Enseignement : «L’histoire balaye ce que font les femmes en tant que créatrices»

Le guide de l’enseignement pour le collège «Des femmes en littérature», sorti à l'occasion de cette rentrée, est le premier manuel scolaire de français à mettre en lumière exclusivement des écrivaines. Explications de Djamila Belhouchat et Michèle Idels, deux des quatre coauteures.
par Marlène Thomas
publié le 8 novembre 2018 à 11h32

Un vent nouveau souffle sur les manuels scolaires. Depuis cette rentrée, un manuel de français pour le collège novateur est proposé aux professeurs : Des femmes en littérature : 100 textes d'écrivaines à étudier en classe. Sa particularité ? Il n'est composé que de textes de femmes, du Moyen Age à nos jours. En respectant les programmes, ce manuel réhabilite leurs productions encore largement exclues de l'univers scolaire. Preuve indéniable : ce n'est qu'en 2017 qu'un texte de femme a été inscrit pour la première fois au programme des terminales L. Un effort poursuivi en 2018, où pour la première fois trois textes d'écrivaines étaient proposés au bac de français des premières L. Céline Bizière, fondatrice de l'ONG Le salon des dames, Djamila Belhouchat, professeure de français responsable du pôle éducation de cette ONG, Michèle Idels et Christine Villeneuve, codirectrices des Editions des femmes-Antoinette Fouque, ont voulu aller plus loin. Djamila Belhouchat et Michèle Idels en expliquent la nécessité.

Quelle a été l’idée directrice du projet ?

Michèle Idels : On a voulu mettre en avant ces femmes, mais aussi mâcher le travail aux professeurs. En 2013, le Centre Hubertine Auclert a montré que dans les manuels de français en seconde, il n'y a que 3,7% de textes de femmes. L'histoire balaye ce que font les femmes en tant que créatrices. On voulait montrer que, quels que soient les programmes et les notions abordées, il y a toujours une ressource du côté des femmes pour un traitement en classe. L'enjeu n'est pas d'exclure les hommes, mais que les femmes et leurs points de vue soient intégrés dans la culture commune.

Djamila Belhouchat : En faisant nos recherches, on a vu que ces dames ont eu des vies impressionnantes. Un exemple, Marie-Catherine d'Aulnoy était espionne et la première à avoir mis à l'écrit un conte de fées.

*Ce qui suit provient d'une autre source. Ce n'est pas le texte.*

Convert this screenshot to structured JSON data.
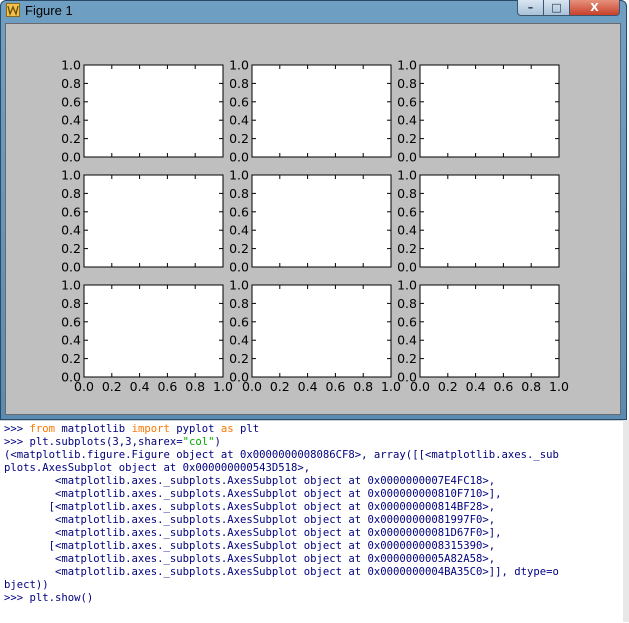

Les mettre en lumière montre aux élèves qu'ils peuvent s'identifier aux êtres qu'ils souhaitent.

Comment ce manuel a-t-il été accueilli par les enseignants et élèves ?

M.I : Des enseignants ont envoyé à Céline des photos de leurs séquences modifiées, montrant qu'ils essaient de respecter une parité dans les analyses de textes. Une jeune fille de 15 ans nous a aussi confié qu'elle était ravie de lire ce guide qui «montre ce qui est» et que ça lui ouvrait des perspectives. C'est touchant.

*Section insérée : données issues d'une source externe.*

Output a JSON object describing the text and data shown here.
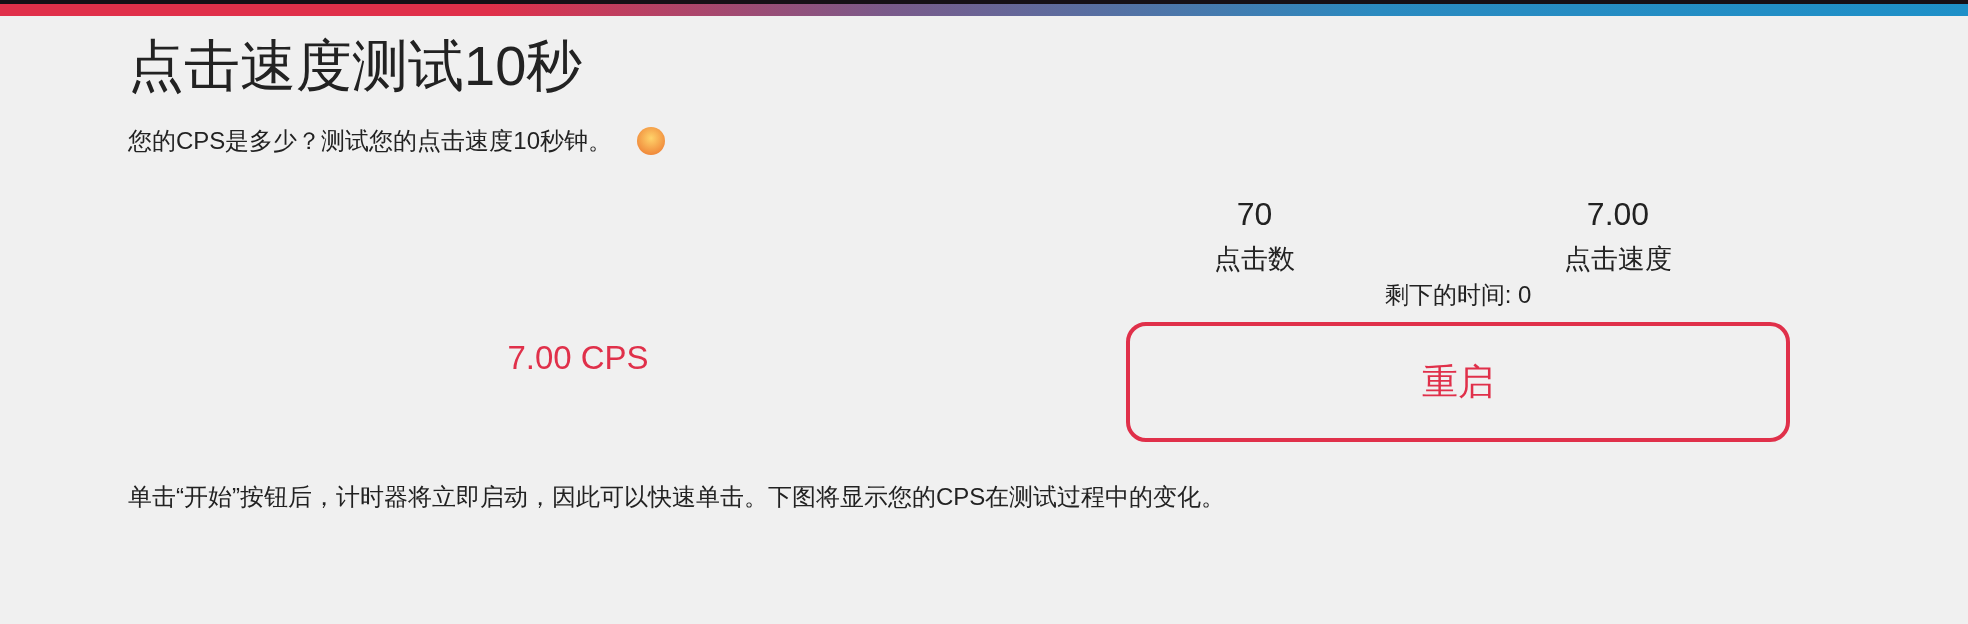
{
  "title": "点击速度测试10秒",
  "subtitle": "您的CPS是多少？测试您的点击速度10秒钟。",
  "result": "7.00 CPS",
  "stats": [
    {
      "value": "70",
      "label": "点击数"
    },
    {
      "value": "7.00",
      "label": "点击速度"
    }
  ],
  "time_left": "剩下的时间: 0",
  "restart_button": "重启",
  "description": "单击“开始”按钮后，计时器将立即启动，因此可以快速单击。下图将显示您的CPS在测试过程中的变化。"
}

D.B : Énormément de femmes ont révolutionné l'histoire littéraire et ont été oubliées. Par exemple, Mary Shelley (Frankenstein) est la première à avoir écrit un roman de science-fiction. Le roman psychologique a été inventé par Madame de La Fayette. Rien que du point de vue du savoir littéraire, j'ai eu beaucoup d'échos positifs de mes collègues. On découvre l'origine des genres. Quand on écrivait le manuel, j'avais une première STI2D, une classe de garçons. J'ai testé des textes sur eux. Ils étaient aussi enthousiastes. Ça leur permet d'avoir une autre perspective sur le monde, sur ce que peuvent ressentir leur mère, sœur, petite amie. Les filles sont ravies aussi. Mettre l'accent sur la vie de ces femmes leur permet de se dire qu'elles peuvent faire comme elles.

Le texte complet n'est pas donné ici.